For us, it will be about getting as close to the normal we had before as possible; we are a ‘hands-on’ operational business and we don’t employ huge numbers, but some of our staff need to be at our premises as we deal with providing physical assets (vehicles) to customers. We have proven though that many of the team can effectively work from home so I do see that we will have to continue with some people working from home for some time, as we clearly aren’t bouncing back to normality any time soon.
What short-term opportunities do you see in the market for your business when things return to normal?
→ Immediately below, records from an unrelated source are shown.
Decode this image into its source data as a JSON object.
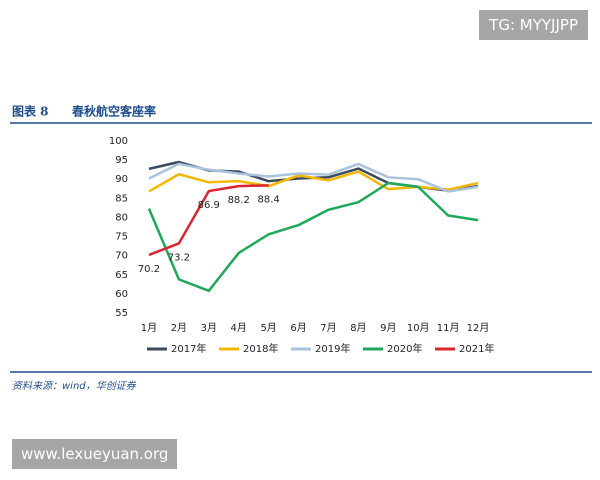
{
  "watermarks": [
    "TG: MYYJJPP",
    "www.lexueyuan.org"
  ],
  "chart_data": {
    "type": "line",
    "figure_label": "图表 8",
    "title": "春秋航空客座率",
    "source": "资料来源：wind，华创证券",
    "categories": [
      "1月",
      "2月",
      "3月",
      "4月",
      "5月",
      "6月",
      "7月",
      "8月",
      "9月",
      "10月",
      "11月",
      "12月"
    ],
    "ylim": [
      55,
      100
    ],
    "yticks": [
      55,
      60,
      65,
      70,
      75,
      80,
      85,
      90,
      95,
      100
    ],
    "grid": false,
    "legend": "bottom",
    "series": [
      {
        "name": "2017年",
        "color": "#3b4a5e",
        "values": [
          92.7,
          94.5,
          92.3,
          92.0,
          89.5,
          90.2,
          90.5,
          92.8,
          89.0,
          88.0,
          87.0,
          88.2
        ]
      },
      {
        "name": "2018年",
        "color": "#f2b800",
        "values": [
          86.8,
          91.3,
          89.2,
          89.5,
          88.2,
          91.0,
          89.7,
          92.0,
          87.4,
          88.0,
          87.3,
          89.0
        ]
      },
      {
        "name": "2019年",
        "color": "#a9c3dc",
        "values": [
          90.2,
          94.0,
          92.5,
          91.5,
          90.7,
          91.5,
          91.2,
          94.0,
          90.5,
          90.0,
          86.8,
          88.0
        ]
      },
      {
        "name": "2020年",
        "color": "#1fa85a",
        "values": [
          82.3,
          63.8,
          60.8,
          70.7,
          75.6,
          78.0,
          82.0,
          84.0,
          89.0,
          88.0,
          80.5,
          79.3
        ]
      },
      {
        "name": "2021年",
        "color": "#d9232d",
        "values": [
          70.2,
          73.2,
          86.9,
          88.2,
          88.4,
          null,
          null,
          null,
          null,
          null,
          null,
          null
        ],
        "data_labels": true
      }
    ]
  }
}
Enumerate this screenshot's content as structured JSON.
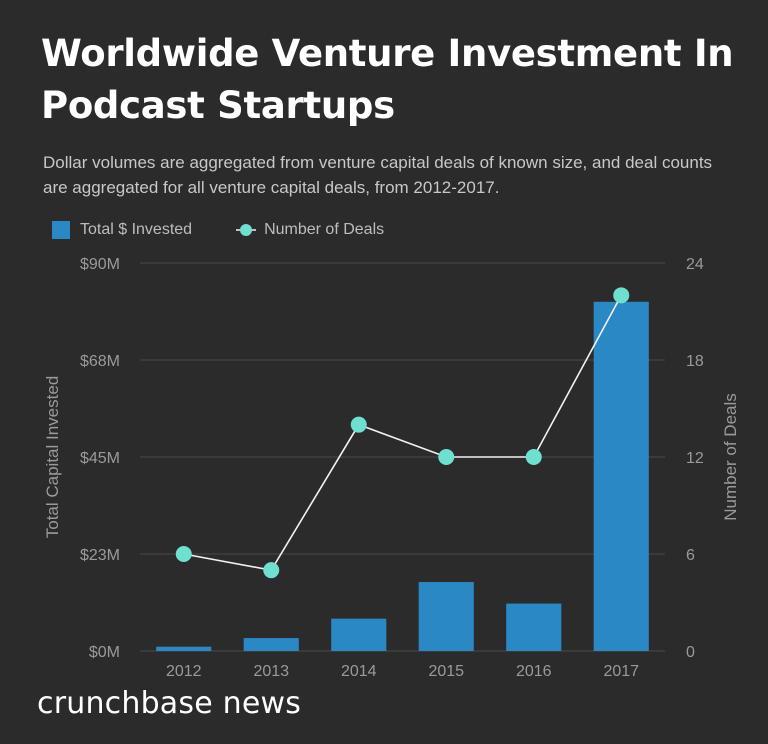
{
  "title": "Worldwide Venture Investment In Podcast Startups",
  "subtitle": "Dollar volumes are aggregated from venture capital deals of known size, and deal counts are aggregated for all venture capital deals, from 2012-2017.",
  "brand": "crunchbase news",
  "colors": {
    "bar": "#2a88c4",
    "point": "#6fe0cf",
    "line": "#f2f2f2",
    "grid": "#4a4a4a",
    "axis_text": "#9a9a9a"
  },
  "chart_data": {
    "type": "bar",
    "categories": [
      "2012",
      "2013",
      "2014",
      "2015",
      "2016",
      "2017"
    ],
    "series": [
      {
        "name": "Total $ Invested",
        "type": "bar",
        "axis": "left",
        "values": [
          1,
          3,
          7.5,
          16,
          11,
          81
        ]
      },
      {
        "name": "Number of Deals",
        "type": "line",
        "axis": "right",
        "values": [
          6,
          5,
          14,
          12,
          12,
          22
        ]
      }
    ],
    "ylabel": "Total Capital Invested",
    "y2label": "Number of Deals",
    "ylim": [
      0,
      90
    ],
    "y2lim": [
      0,
      24
    ],
    "yticks": [
      0,
      22.5,
      45,
      67.5,
      90
    ],
    "ytick_labels": [
      "$0M",
      "$23M",
      "$45M",
      "$68M",
      "$90M"
    ],
    "y2ticks": [
      0,
      6,
      12,
      18,
      24
    ],
    "y2tick_labels": [
      "0",
      "6",
      "12",
      "18",
      "24"
    ],
    "legend": [
      "Total $ Invested",
      "Number of Deals"
    ],
    "legend_position": "top-left",
    "grid": true
  }
}
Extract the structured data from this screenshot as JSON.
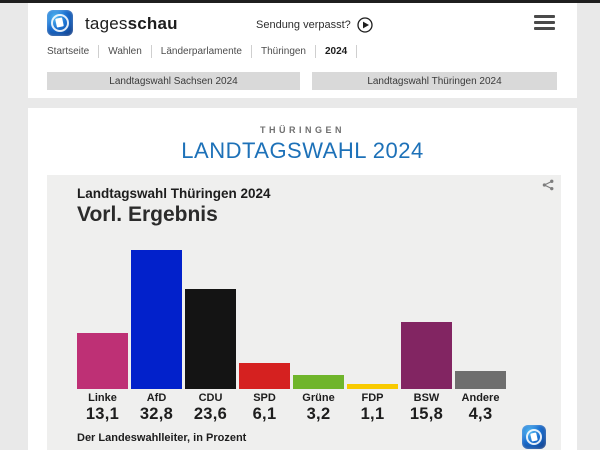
{
  "header": {
    "brand": {
      "name_regular": "tages",
      "name_bold": "schau"
    },
    "sendung_verpasst": "Sendung verpasst?",
    "breadcrumb": [
      "Startseite",
      "Wahlen",
      "Länderparlamente",
      "Thüringen",
      "2024"
    ],
    "tabs": [
      {
        "label": "Landtagswahl Sachsen 2024"
      },
      {
        "label": "Landtagswahl Thüringen 2024"
      }
    ],
    "icons": {
      "logo": "tagesschau-globe-logo",
      "play": "play-circle-icon",
      "menu": "hamburger-menu-icon"
    }
  },
  "page": {
    "kicker": "THÜRINGEN",
    "title": "LANDTAGSWAHL 2024",
    "title_color": "#1d71b8"
  },
  "chart_card": {
    "title": "Landtagswahl Thüringen 2024",
    "subtitle": "Vorl. Ergebnis",
    "source": "Der Landeswahlleiter, in Prozent",
    "share_icon": "share-icon",
    "background": "#efefee"
  },
  "chart_data": {
    "type": "bar",
    "title": "Landtagswahl Thüringen 2024 – Vorl. Ergebnis",
    "categories": [
      "Linke",
      "AfD",
      "CDU",
      "SPD",
      "Grüne",
      "FDP",
      "BSW",
      "Andere"
    ],
    "values": [
      13.1,
      32.8,
      23.6,
      6.1,
      3.2,
      1.1,
      15.8,
      4.3
    ],
    "value_labels": [
      "13,1",
      "32,8",
      "23,6",
      "6,1",
      "3,2",
      "1,1",
      "15,8",
      "4,3"
    ],
    "colors": [
      "#be3075",
      "#0221cb",
      "#141414",
      "#d52120",
      "#6fb52b",
      "#f8ca00",
      "#822562",
      "#6e6e6e"
    ],
    "unit": "Prozent",
    "ylabel": "",
    "xlabel": "",
    "ylim": [
      0,
      33
    ],
    "grid": false,
    "legend": "none"
  }
}
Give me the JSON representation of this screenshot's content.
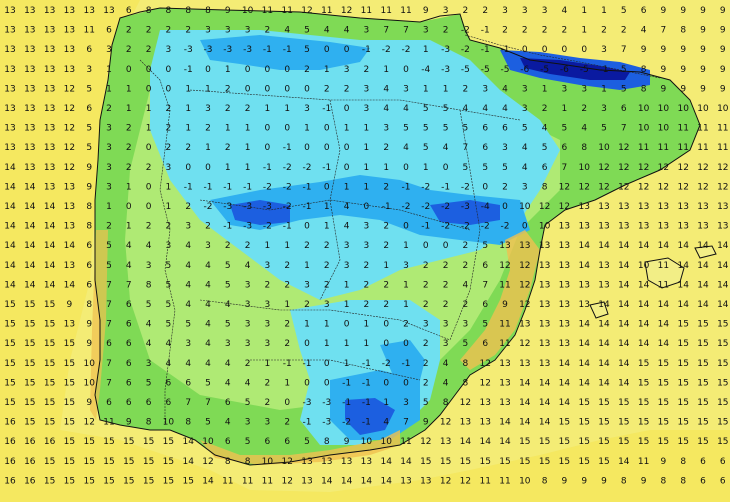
{
  "map": {
    "type": "temperature-grid-map",
    "region": "Iberian Peninsula",
    "colors": {
      "sea_warm": "#f5e860",
      "sea_mid": "#f2ee86",
      "land_green": "#7fda55",
      "land_light_green": "#b7ec7a",
      "land_cyan": "#6fe0f0",
      "land_light_blue": "#2fb0f0",
      "land_blue": "#1c5fe0",
      "land_dark_blue": "#0a1aa0",
      "orange_coast": "#f0c050"
    },
    "grid": {
      "cols": 37,
      "rows": 25,
      "rows_values": [
        [
          13,
          13,
          13,
          13,
          13,
          13,
          6,
          8,
          8,
          8,
          8,
          9,
          10,
          11,
          11,
          12,
          11,
          12,
          11,
          11,
          11,
          9,
          3,
          2,
          2,
          3,
          3,
          3,
          4,
          1,
          1,
          5,
          6,
          9,
          9,
          9,
          9
        ],
        [
          13,
          13,
          13,
          13,
          11,
          6,
          2,
          2,
          2,
          2,
          3,
          3,
          3,
          2,
          4,
          5,
          4,
          4,
          3,
          7,
          7,
          3,
          2,
          -2,
          -1,
          2,
          2,
          2,
          2,
          1,
          2,
          2,
          4,
          7,
          8,
          9,
          9
        ],
        [
          13,
          13,
          13,
          13,
          6,
          3,
          2,
          2,
          3,
          -3,
          -3,
          -3,
          -3,
          -1,
          -1,
          5,
          0,
          0,
          -1,
          -2,
          -2,
          1,
          -3,
          -2,
          -1,
          -1,
          0,
          0,
          0,
          0,
          3,
          7,
          9,
          9,
          9,
          9,
          9
        ],
        [
          13,
          13,
          13,
          13,
          3,
          1,
          0,
          0,
          0,
          -1,
          0,
          1,
          0,
          0,
          0,
          2,
          1,
          3,
          2,
          1,
          0,
          -4,
          -3,
          -5,
          -5,
          -5,
          -6,
          -5,
          -6,
          -5,
          -1,
          5,
          8,
          9,
          9,
          9,
          9
        ],
        [
          13,
          13,
          13,
          12,
          5,
          1,
          1,
          0,
          0,
          1,
          1,
          2,
          0,
          0,
          0,
          0,
          2,
          2,
          3,
          4,
          3,
          1,
          1,
          2,
          3,
          4,
          3,
          1,
          3,
          3,
          1,
          5,
          8,
          9,
          9,
          9,
          9
        ],
        [
          13,
          13,
          13,
          12,
          6,
          2,
          1,
          1,
          2,
          1,
          3,
          2,
          2,
          1,
          1,
          3,
          -1,
          0,
          3,
          4,
          4,
          5,
          5,
          4,
          4,
          4,
          3,
          2,
          1,
          2,
          3,
          6,
          10,
          10,
          10,
          10,
          10
        ],
        [
          13,
          13,
          13,
          12,
          5,
          3,
          2,
          1,
          2,
          1,
          2,
          1,
          1,
          0,
          0,
          1,
          0,
          1,
          1,
          3,
          5,
          5,
          5,
          5,
          6,
          6,
          5,
          4,
          5,
          4,
          5,
          7,
          10,
          10,
          11,
          11,
          11
        ],
        [
          13,
          13,
          13,
          12,
          5,
          3,
          2,
          0,
          2,
          2,
          1,
          2,
          1,
          0,
          -1,
          0,
          0,
          0,
          1,
          2,
          4,
          5,
          4,
          7,
          6,
          3,
          4,
          5,
          6,
          8,
          10,
          12,
          11,
          11,
          11,
          11,
          11
        ],
        [
          14,
          13,
          13,
          12,
          9,
          3,
          2,
          2,
          3,
          0,
          0,
          1,
          1,
          -1,
          -2,
          -2,
          -1,
          0,
          1,
          1,
          0,
          1,
          0,
          5,
          5,
          5,
          4,
          6,
          7,
          10,
          12,
          12,
          12,
          12,
          12,
          12,
          12
        ],
        [
          14,
          14,
          13,
          13,
          9,
          3,
          1,
          0,
          1,
          -1,
          -1,
          -1,
          -1,
          -2,
          -2,
          -1,
          0,
          1,
          1,
          2,
          -1,
          -2,
          -1,
          -2,
          0,
          2,
          3,
          8,
          12,
          12,
          12,
          12,
          12,
          12,
          12,
          12,
          12
        ],
        [
          14,
          14,
          14,
          13,
          8,
          1,
          0,
          0,
          1,
          2,
          -2,
          -3,
          -3,
          -3,
          -2,
          -1,
          1,
          4,
          0,
          -1,
          -2,
          -2,
          -2,
          -3,
          -4,
          0,
          10,
          12,
          12,
          13,
          13,
          13,
          13,
          13,
          13,
          13,
          13
        ],
        [
          14,
          14,
          14,
          13,
          8,
          2,
          1,
          2,
          2,
          3,
          2,
          -1,
          -3,
          -2,
          -1,
          0,
          1,
          4,
          3,
          2,
          0,
          -1,
          -2,
          -2,
          -2,
          -2,
          0,
          10,
          13,
          13,
          13,
          13,
          13,
          13,
          13,
          13,
          13
        ],
        [
          14,
          14,
          14,
          14,
          6,
          5,
          4,
          4,
          3,
          4,
          3,
          2,
          2,
          1,
          1,
          2,
          2,
          3,
          3,
          2,
          1,
          0,
          0,
          2,
          5,
          13,
          13,
          13,
          13,
          14,
          14,
          14,
          14,
          14,
          14,
          14,
          14
        ],
        [
          14,
          14,
          14,
          13,
          6,
          5,
          4,
          3,
          5,
          4,
          4,
          5,
          4,
          3,
          2,
          1,
          2,
          3,
          2,
          1,
          3,
          2,
          2,
          2,
          6,
          12,
          12,
          13,
          13,
          14,
          13,
          14,
          10,
          11,
          14,
          14,
          14
        ],
        [
          14,
          14,
          14,
          14,
          6,
          7,
          7,
          8,
          5,
          4,
          4,
          5,
          3,
          2,
          2,
          3,
          2,
          1,
          2,
          2,
          1,
          2,
          2,
          4,
          7,
          11,
          12,
          13,
          13,
          13,
          13,
          14,
          14,
          11,
          14,
          14,
          14
        ],
        [
          15,
          15,
          15,
          9,
          8,
          7,
          6,
          5,
          5,
          4,
          4,
          4,
          3,
          3,
          1,
          2,
          3,
          1,
          2,
          2,
          1,
          2,
          2,
          2,
          6,
          9,
          12,
          13,
          13,
          13,
          14,
          14,
          14,
          14,
          14,
          14,
          14
        ],
        [
          15,
          15,
          15,
          13,
          9,
          7,
          6,
          4,
          5,
          5,
          4,
          5,
          3,
          3,
          2,
          1,
          1,
          0,
          1,
          0,
          2,
          3,
          3,
          3,
          5,
          11,
          13,
          13,
          13,
          14,
          14,
          14,
          14,
          14,
          15,
          15,
          15
        ],
        [
          15,
          15,
          15,
          15,
          9,
          6,
          6,
          4,
          4,
          3,
          4,
          3,
          3,
          3,
          2,
          0,
          1,
          1,
          1,
          0,
          0,
          2,
          3,
          5,
          6,
          11,
          12,
          13,
          13,
          14,
          14,
          14,
          14,
          14,
          15,
          15,
          15
        ],
        [
          15,
          15,
          15,
          15,
          10,
          7,
          6,
          3,
          4,
          4,
          4,
          4,
          2,
          1,
          -1,
          -1,
          0,
          1,
          -1,
          -2,
          -1,
          2,
          4,
          8,
          12,
          13,
          13,
          13,
          14,
          14,
          14,
          14,
          15,
          15,
          15,
          15,
          15
        ],
        [
          15,
          15,
          15,
          15,
          10,
          7,
          6,
          5,
          6,
          6,
          5,
          4,
          4,
          2,
          1,
          0,
          0,
          -1,
          -1,
          0,
          0,
          2,
          4,
          8,
          12,
          13,
          14,
          14,
          14,
          14,
          14,
          14,
          15,
          15,
          15,
          15,
          15
        ],
        [
          15,
          15,
          15,
          15,
          9,
          6,
          6,
          6,
          6,
          7,
          7,
          6,
          5,
          2,
          0,
          -3,
          -3,
          -1,
          -1,
          1,
          3,
          5,
          8,
          12,
          13,
          13,
          14,
          14,
          14,
          15,
          15,
          15,
          15,
          15,
          15,
          15,
          15
        ],
        [
          16,
          15,
          15,
          15,
          12,
          11,
          9,
          8,
          10,
          8,
          5,
          4,
          3,
          3,
          2,
          -1,
          -3,
          -2,
          -1,
          4,
          7,
          9,
          12,
          13,
          13,
          14,
          14,
          14,
          15,
          15,
          15,
          15,
          15,
          15,
          15,
          15,
          15
        ],
        [
          16,
          16,
          16,
          15,
          15,
          15,
          15,
          15,
          15,
          14,
          10,
          6,
          5,
          6,
          6,
          5,
          8,
          9,
          10,
          10,
          11,
          12,
          13,
          14,
          14,
          14,
          15,
          15,
          15,
          15,
          15,
          15,
          15,
          15,
          15,
          15,
          15
        ],
        [
          16,
          16,
          15,
          15,
          15,
          15,
          15,
          15,
          15,
          14,
          12,
          8,
          8,
          10,
          12,
          13,
          13,
          13,
          13,
          14,
          14,
          15,
          15,
          15,
          15,
          15,
          15,
          15,
          15,
          15,
          15,
          14,
          11,
          9,
          8,
          6,
          6
        ],
        [
          16,
          16,
          15,
          15,
          15,
          15,
          15,
          15,
          15,
          15,
          14,
          11,
          11,
          11,
          12,
          13,
          14,
          14,
          14,
          14,
          13,
          13,
          12,
          12,
          11,
          11,
          10,
          8,
          9,
          9,
          9,
          8,
          9,
          8,
          8,
          6,
          6
        ]
      ]
    }
  }
}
A ‘post lockdown bounce’ probably won’t happen immediately for us, our customers are mainly delivering people from point-to-point and rely on a good base level of volume; we’ve modelled a scenario that doesn’t see a normality return for us until the late autumn with another growth phase now planned for 2021. There is an opportunity for the delivery side of the market to grow and this may see some further opportunity for WeFlex to grow our customer offering there.
If you could offer any peace of mind or advice to your peers (CEOs in similarly scaled businesses) on how to deal with this situation and prepare for the future; what would it be?
I suspect I’m not going to say anything new here, but cash; managing the cashflow, understanding all the businesses costs and where you can squeeze to help you get through this.
Take advantage of any of the support the government is providing and plan for the future, be in the best position you can when you come out of the other side of the pandemic.